A l’entraînement, un cap avait été franchi, des automatismes acquis pour plus de stabilité technique, pour affronter mille scénarios. Pour espérer repousser tous les démons. En cette finale, le grand démon, c’était Pascal Martinot Lagarde au couloir 6. Dimitri au couloir 5 sent le souffle de cette gigantesque araignée repliée sur elle-même. Il sait désormais que la bête est en forme. La qualif aux Europe !!! PML l’avait arrachée à Glasgow en 7″63 le 24 janvier. Une semaine plus tard, c’est l’accro à Dusseldörf, stop à la première haie. Alors Aubière, il saute la case. Un tour dans les tribunes qu’en même, aux côtés de Patricia Girard, ils se sont quittés en bons termes. Sans trop se faire remarquer même si le gaillard aime bien sa dose de télé et de micro. Et deux semaines plus tard, PML est remis d’aplomb, plus relâché, plus allongé. Il passe les deux tours en montant dans les tours. Dimitri est en danger, PML est de retour.

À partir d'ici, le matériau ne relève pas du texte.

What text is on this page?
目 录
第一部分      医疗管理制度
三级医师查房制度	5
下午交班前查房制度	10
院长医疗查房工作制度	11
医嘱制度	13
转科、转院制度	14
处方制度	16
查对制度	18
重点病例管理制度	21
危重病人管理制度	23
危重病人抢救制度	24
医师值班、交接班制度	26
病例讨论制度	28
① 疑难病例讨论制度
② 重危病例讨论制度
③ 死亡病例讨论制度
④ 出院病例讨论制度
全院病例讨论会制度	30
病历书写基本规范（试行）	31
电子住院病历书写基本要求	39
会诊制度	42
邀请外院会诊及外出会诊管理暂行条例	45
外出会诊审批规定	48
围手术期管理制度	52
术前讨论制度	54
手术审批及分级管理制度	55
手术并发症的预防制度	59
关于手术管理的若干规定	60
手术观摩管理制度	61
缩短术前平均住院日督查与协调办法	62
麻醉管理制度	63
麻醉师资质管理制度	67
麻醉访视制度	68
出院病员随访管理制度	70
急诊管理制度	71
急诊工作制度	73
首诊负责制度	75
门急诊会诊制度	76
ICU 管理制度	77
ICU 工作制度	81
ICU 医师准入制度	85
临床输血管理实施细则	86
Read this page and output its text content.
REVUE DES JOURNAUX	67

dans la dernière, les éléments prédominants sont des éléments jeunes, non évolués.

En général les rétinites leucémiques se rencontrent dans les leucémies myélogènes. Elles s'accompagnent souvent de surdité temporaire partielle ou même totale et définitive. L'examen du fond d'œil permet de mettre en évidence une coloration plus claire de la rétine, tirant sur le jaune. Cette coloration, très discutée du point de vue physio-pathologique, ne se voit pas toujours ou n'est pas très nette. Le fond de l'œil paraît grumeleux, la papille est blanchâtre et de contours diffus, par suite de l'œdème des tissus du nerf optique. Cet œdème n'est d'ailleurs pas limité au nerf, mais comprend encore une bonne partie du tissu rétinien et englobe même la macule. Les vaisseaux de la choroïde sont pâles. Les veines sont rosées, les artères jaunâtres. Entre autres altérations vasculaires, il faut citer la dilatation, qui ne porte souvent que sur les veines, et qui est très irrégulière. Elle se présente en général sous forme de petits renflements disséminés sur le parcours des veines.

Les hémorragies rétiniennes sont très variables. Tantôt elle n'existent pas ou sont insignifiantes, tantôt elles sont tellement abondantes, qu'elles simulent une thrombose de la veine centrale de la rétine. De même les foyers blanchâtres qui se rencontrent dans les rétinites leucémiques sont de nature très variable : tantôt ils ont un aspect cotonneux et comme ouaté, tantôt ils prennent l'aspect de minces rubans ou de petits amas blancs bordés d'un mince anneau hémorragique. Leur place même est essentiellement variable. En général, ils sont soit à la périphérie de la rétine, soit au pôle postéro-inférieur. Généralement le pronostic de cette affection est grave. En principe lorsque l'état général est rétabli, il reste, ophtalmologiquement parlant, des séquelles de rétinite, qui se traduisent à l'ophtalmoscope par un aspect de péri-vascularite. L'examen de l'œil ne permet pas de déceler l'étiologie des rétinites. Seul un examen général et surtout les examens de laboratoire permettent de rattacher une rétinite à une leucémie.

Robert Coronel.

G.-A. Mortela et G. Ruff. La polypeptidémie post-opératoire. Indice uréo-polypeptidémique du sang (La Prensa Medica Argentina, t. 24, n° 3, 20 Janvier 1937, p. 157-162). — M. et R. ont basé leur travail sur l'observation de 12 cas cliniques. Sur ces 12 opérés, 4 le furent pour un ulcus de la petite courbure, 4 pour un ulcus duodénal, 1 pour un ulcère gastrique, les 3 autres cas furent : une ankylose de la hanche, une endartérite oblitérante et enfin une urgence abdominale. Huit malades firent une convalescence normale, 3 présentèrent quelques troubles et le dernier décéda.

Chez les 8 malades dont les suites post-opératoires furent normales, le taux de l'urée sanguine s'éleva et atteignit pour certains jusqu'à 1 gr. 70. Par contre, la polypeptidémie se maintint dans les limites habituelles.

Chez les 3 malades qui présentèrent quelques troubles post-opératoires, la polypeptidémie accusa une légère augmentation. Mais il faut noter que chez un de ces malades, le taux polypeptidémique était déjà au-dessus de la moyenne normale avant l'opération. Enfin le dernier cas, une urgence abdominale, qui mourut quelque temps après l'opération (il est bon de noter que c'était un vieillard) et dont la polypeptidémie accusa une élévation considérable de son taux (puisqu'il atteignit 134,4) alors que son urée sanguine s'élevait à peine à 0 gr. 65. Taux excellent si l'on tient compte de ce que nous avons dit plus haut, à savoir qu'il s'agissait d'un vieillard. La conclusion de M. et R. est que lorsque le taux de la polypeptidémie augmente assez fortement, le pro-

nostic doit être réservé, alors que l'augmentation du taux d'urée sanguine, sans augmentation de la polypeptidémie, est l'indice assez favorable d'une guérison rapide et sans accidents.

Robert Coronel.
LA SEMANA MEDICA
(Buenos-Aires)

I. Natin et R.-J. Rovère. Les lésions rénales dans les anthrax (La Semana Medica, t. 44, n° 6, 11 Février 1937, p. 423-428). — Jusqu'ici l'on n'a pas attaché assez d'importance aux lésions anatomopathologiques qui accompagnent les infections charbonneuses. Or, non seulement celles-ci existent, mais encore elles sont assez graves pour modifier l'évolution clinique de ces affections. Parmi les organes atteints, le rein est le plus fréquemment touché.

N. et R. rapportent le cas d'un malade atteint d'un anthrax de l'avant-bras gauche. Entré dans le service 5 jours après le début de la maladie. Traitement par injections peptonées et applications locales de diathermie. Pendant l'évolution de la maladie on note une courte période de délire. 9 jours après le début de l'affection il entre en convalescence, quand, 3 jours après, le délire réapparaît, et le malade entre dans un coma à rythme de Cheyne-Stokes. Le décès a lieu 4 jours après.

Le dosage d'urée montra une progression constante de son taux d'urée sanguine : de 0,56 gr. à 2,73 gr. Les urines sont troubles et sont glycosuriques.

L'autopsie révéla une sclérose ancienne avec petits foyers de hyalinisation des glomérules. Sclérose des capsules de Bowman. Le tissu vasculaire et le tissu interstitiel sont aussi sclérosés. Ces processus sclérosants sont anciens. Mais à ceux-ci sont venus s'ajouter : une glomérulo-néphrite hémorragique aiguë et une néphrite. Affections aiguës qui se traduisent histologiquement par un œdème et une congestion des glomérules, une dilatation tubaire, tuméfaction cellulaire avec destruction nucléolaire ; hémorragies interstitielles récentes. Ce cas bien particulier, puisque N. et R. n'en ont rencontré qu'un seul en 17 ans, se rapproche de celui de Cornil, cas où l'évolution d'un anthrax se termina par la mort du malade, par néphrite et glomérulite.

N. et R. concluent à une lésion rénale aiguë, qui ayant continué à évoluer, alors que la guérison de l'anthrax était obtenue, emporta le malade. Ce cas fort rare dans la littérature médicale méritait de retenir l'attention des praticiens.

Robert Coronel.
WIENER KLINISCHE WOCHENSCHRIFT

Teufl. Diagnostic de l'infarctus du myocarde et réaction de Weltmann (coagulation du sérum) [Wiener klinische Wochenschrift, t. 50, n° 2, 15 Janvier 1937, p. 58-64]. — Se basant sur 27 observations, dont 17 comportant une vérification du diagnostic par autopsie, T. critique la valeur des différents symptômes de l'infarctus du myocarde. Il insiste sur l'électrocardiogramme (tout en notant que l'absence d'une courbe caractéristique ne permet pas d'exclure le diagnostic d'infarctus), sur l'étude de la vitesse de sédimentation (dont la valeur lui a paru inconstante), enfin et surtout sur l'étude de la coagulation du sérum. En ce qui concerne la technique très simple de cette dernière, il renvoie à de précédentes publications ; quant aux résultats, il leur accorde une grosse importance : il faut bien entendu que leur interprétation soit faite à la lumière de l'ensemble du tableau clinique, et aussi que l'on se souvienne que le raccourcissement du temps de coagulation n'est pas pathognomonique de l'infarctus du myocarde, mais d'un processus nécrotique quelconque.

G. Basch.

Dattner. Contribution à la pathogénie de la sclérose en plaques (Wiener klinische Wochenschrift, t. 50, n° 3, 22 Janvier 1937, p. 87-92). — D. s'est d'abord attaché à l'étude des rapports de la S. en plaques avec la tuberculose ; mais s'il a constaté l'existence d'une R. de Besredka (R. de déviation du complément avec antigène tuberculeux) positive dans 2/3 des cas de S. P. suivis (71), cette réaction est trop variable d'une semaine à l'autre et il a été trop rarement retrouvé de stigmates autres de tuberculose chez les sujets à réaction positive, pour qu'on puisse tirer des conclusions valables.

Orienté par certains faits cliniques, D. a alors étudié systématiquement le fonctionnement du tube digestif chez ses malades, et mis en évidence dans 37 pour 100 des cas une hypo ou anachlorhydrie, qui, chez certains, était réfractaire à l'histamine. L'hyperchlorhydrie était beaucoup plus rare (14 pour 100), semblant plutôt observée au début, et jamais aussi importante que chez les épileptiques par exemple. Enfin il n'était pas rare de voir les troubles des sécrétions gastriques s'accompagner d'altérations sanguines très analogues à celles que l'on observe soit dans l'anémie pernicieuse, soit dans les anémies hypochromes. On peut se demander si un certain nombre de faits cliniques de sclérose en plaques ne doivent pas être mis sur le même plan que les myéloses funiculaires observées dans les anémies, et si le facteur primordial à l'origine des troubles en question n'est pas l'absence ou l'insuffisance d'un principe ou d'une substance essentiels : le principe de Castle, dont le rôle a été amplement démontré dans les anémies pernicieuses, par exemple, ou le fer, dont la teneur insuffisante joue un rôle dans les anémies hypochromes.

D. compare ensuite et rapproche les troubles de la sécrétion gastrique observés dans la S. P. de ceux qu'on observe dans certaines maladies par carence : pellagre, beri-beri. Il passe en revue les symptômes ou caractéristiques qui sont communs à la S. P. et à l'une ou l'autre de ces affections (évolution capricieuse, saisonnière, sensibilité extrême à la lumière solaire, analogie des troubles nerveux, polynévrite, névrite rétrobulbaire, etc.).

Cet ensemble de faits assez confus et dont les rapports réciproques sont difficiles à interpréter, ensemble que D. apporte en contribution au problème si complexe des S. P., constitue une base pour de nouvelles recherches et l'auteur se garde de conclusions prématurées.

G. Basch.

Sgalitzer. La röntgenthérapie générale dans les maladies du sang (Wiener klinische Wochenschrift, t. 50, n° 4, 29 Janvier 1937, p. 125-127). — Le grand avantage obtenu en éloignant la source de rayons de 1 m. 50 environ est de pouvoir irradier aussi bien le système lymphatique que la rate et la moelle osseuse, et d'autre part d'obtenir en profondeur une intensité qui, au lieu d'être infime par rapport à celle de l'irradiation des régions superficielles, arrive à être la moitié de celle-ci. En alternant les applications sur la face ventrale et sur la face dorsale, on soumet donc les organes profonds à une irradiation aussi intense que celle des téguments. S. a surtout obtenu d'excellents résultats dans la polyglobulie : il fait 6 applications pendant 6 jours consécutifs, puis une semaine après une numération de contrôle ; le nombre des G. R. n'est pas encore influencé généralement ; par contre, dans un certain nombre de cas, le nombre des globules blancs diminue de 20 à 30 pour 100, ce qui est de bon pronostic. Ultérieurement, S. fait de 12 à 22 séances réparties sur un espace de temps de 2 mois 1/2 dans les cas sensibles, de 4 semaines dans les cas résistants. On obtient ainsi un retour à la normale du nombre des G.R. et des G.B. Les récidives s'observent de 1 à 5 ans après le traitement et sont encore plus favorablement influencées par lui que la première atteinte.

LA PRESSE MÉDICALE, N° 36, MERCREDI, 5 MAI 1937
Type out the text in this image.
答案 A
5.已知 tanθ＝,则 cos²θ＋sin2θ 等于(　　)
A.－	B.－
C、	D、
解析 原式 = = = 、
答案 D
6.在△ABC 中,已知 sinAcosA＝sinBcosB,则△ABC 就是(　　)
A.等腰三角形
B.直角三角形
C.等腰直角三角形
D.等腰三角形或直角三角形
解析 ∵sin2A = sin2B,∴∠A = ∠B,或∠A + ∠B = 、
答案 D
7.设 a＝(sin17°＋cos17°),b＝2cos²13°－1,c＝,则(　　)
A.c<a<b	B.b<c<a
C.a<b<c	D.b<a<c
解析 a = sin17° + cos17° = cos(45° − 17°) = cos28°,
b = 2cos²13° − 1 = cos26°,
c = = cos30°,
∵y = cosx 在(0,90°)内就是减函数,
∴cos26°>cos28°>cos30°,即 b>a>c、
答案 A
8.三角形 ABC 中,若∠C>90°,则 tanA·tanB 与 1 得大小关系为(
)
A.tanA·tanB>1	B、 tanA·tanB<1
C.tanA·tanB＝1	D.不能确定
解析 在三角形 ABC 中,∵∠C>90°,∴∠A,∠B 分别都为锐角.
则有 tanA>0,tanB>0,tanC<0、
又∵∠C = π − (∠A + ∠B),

« On se bat contre la tension, pour ne pas être paralysé par le stress » Dimitri explique mais que du bleu dans les couloirs !!! Au 3, au 5 et 6 !!! La tension ne demande aucun permis pour s’infiltrer : « A la première haie, je monte un peu haut. Et ce petit écart peut suffire pour provoquer un décalage. Et ça change la course ». L’assurance tout risque saute en éclat. Dimitri Bascou n’est que second en 7″50 à un centième, l’épaisseur d’un ongle.
«On a envoyé un message, la France, c’est le pays des haies » c’est PML qui exulte ainsi. Le triplé est historique mais de ce fait d’armes, c’est PML le maréchal des armées. Celui qui a conduit la bataille depuis le matin « sans rien lâcher ». Il gigote. A deux pas des micros, une jeune femme perchée haut sur des hauts talons, dévore ses paroles. C’est son amie, elle « fricote ». « Je ne suis pas arrivé avec les mêmes armes que d’habitude. J’étais conquérant car je n’avais pas de temps d’engagement, je n’avais pas la casquette de favori ». Il s’est dit : « Là, je vais m’éclater. Je n’étais pas en mode « je viens pour gagner ». Non, j’étais en mode « je vais me faire plaisir ». Ce qu’il dissimule à l’approche des ces Europe, c’est ce gros mois de janvier, où il met les doses pour rattraper le temps. « J’apprends, j’apprends, j’apprends », Pascal Martinot Lagarde s’est constitué un gros staff qui fait jaser. Mais qu’importe les railleries, ça s’emboîte bien, le grand compas de PML pointe à nouveau juste, il ajoute : « Je savais moi, ce que j’étais capable de mettre sur la piste ».
« Toutes les marches du podium nous appartiennent » PML a une joie sincère. Dimitri Bascou et Wilhem Belocian se sont esquivés, médaillés mi figue mi raisin, entre regrets et raison. « Demain, la photo, sur le podium, ça sera que du bleu, du blanc et du rouge, ça c’est un gros kif ». « Les haies c’est un sport cruel », allez…pas toujours !!!